Future is Bright for Sports Betting
OntarioBets: How has the start of the year been for PaySafe overall?
Kirstein: I think the proof’s in the pudding, you look at our Q1 earnings call it was positive. There's a lot of exciting things happening across the business, in online gaming and in very specific specialized niche verticals that Paysafe has built a business. So, overall, there's a lot of momentum.
Our new CEO of our North American gaming business — Zac Cutler — he's a former operator. So, the way we see the future is making sure that we're developing products from the outside in to bring in more talent from the outside, who sat at the operator level, who have made decisions around payments, who understand all the issues and the nuances an online gaming operator goes through on a day-in, day-out basis to bring that expertise in house to help drive our strategy and our products.
So, there's a lot of momentum around that as the team's getting bigger and some exciting stuff that we've announced around our gaming business.
OntarioBets: Where do you see North American gaming in general and PaySafe in specific headed over the next 12 months or so?
Kirstein: I think it's going to continue to expand in Canada. I think all the provinces hate the fact that they're losing all this tax revenue to gray markets. It's no secret. Ontario was the first province that went out and actually legislated online gaming and provided a safe and regulated structure.
I think the rest of the provinces are keeping a very close eye to see how things unfold in the province. And I think, over time, you're going to see more and more provinces in Canada introducing the same type of framework that Ontario has today.

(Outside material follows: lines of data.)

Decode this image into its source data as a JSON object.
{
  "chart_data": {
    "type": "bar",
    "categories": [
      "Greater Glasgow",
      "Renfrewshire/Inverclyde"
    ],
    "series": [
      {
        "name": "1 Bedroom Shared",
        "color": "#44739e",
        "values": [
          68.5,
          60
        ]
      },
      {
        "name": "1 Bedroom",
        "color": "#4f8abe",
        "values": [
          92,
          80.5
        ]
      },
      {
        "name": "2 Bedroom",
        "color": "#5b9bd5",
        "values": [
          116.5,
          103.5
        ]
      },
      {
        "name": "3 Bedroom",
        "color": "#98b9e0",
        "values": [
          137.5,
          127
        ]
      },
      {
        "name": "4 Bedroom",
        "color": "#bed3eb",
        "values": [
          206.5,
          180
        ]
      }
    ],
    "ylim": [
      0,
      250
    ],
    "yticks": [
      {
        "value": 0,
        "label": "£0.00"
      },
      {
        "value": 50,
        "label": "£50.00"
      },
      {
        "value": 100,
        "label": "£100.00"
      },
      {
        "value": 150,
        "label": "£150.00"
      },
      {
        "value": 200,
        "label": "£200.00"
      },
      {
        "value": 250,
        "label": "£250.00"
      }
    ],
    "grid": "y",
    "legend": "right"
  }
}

I can't predict the future. I don't know the order in which it's going to happen. But you already saw some comments around potentially opening up Alberta, with a couple of operators.

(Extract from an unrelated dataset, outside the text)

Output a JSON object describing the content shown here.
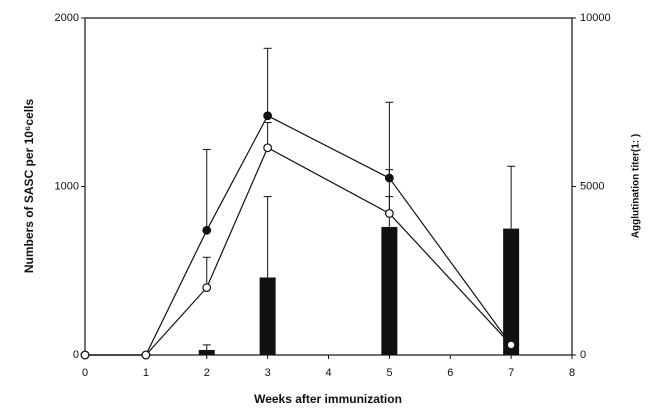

So, I think the industry in Canada is going to head towards a regulated direction. I think all the provinces for the most part will regulate at some point.
And the U.S., you just see the momentum, every year, with more and more states coming online. You see the amount of tax revenue that's been generated in the states where they were losing all that revenue to grey markets in the past.
You see the momentum in New York, which is the largest state to date to regulate online gambling in the U.S. and just the sheer data and numbers that are coming out there. Its first two months or three months of operation, they've just been out of control.
So, just to think about what the potential can look like in other popular states in the U.S. that haven't regulated online gambling yet, like a Texas, a Florida — who tried but it's a bit complicated but it will retry again in the future. And then in California. It's an exciting time to be a consumer. It's an exciting time for the states in general to provide that safe activity and keep that revenue in house.
And we're investing in that same future building out our gaming business, operating it as a separate business and business unit within our company. It's not just an extension of what we do. It's a core part of what we do. The future is exciting for the industry.